46Cet appel à la paix scandé par le verbe djanaḥa (‘s’incliner’) à la racine dj/n/ḥ dont l’étymologie dénote le mouvement des ailes (une catachrèse a priori mais réactivée grâce à la répétition concomitante du même verbe) prend ici une forme métonymique dotant le flanc humain d’ailes ce qui conférerait une sensation de douceur et de flexibilité à ce geste d’inclinaison vers la paix, permettant ainsi de parvenir à une voie de sagesse par une réorientation sublime, aérée et poétique, qui plus est.

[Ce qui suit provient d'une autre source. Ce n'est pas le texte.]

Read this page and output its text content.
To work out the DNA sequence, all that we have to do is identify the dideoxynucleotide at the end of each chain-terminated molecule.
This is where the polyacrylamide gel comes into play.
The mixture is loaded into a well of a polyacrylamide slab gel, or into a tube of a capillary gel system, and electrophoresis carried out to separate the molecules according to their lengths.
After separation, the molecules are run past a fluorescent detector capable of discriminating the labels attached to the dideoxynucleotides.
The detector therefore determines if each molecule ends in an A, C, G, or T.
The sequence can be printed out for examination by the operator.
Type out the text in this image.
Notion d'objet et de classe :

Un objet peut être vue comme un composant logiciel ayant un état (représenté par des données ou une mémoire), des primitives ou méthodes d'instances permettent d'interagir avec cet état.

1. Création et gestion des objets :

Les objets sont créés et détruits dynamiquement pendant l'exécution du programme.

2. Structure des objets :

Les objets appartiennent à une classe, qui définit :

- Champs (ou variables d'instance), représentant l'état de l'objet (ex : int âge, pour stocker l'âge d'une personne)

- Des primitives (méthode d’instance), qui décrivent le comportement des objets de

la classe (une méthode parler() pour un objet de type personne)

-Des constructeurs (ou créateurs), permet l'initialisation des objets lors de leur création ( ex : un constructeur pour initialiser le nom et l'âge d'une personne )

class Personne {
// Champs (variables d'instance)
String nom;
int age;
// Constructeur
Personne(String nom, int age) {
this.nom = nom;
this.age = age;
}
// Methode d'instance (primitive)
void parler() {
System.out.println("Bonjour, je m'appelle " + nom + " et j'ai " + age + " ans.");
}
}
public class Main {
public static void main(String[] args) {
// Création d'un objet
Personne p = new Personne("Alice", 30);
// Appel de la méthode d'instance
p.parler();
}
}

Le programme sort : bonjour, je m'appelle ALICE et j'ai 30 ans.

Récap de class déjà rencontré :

47Cette donnée capitale est absente de la chronique d’Ibn Shaddād. On peut supposer deux scénarios pour expliquer cela : le premier, c’est qu’il était impensable pour cet auteur de s’appuyer sur ce verset de la paix alors que toute une production de traités de djihād (composés par lui et par d’autres) s’appuyait sur des versets et des « paroles prophétiques » (ḥadith) pour inciter à la guerre sainte52. Betty Binysh, en partant du cas de ce traité de 119253 et d’autres ultérieurs, montre comment la loi religieuse notamment celle du fiqh al djihād façonne ces traités :

This study examines how religion and particularly the Islamic legal rulings on jihad (fiqh al-jihad) restricted what peace agreements were possible between Muslims and Christians in the medieval Levant54.

48Le deuxième scénario remonte à une querelle ayant eu lieu au cours du haut Moyen-Âge musulman à propos de la validité de ce verset et de sa possible abrogation. Certains exégètes avaient alors soutenu « l’abrogation » (naskh) de ce verset de la paix au profit d’un autre verset sur le combat, en arguant que ce dernier avait été révélé ultérieurement. D’autres – et ils étaient majoritaires – avaient réfuté cette interprétation d’infirmation et avaient soutenu le « statut absolu » (hukm muṭlaq) de ce verset. Il est par conséquent fort probable que cette querelle non tranchée ait continué sous Saladin, et qu’afin d’éviter de nouveaux débats, on ait estimé préférable de ne pas avoir recours à ce verset et de prendre plutôt appui sur le concept de maṣlaḥa. Ainsi, l’approche de cette question dépendrait aussi bien du contexte que de la position qu’occupe chacun des deux chroniqueurs.

49En dernier lieu, il est capital de relever la portée du terme salm/silm dans le Coran, terme renvoyant plus à un état absolu de paix, d’une durée indéterminée que le statut officiel réducteur de la diplomatie du terme ṣulḥ ou hudna55 (‘trêve’).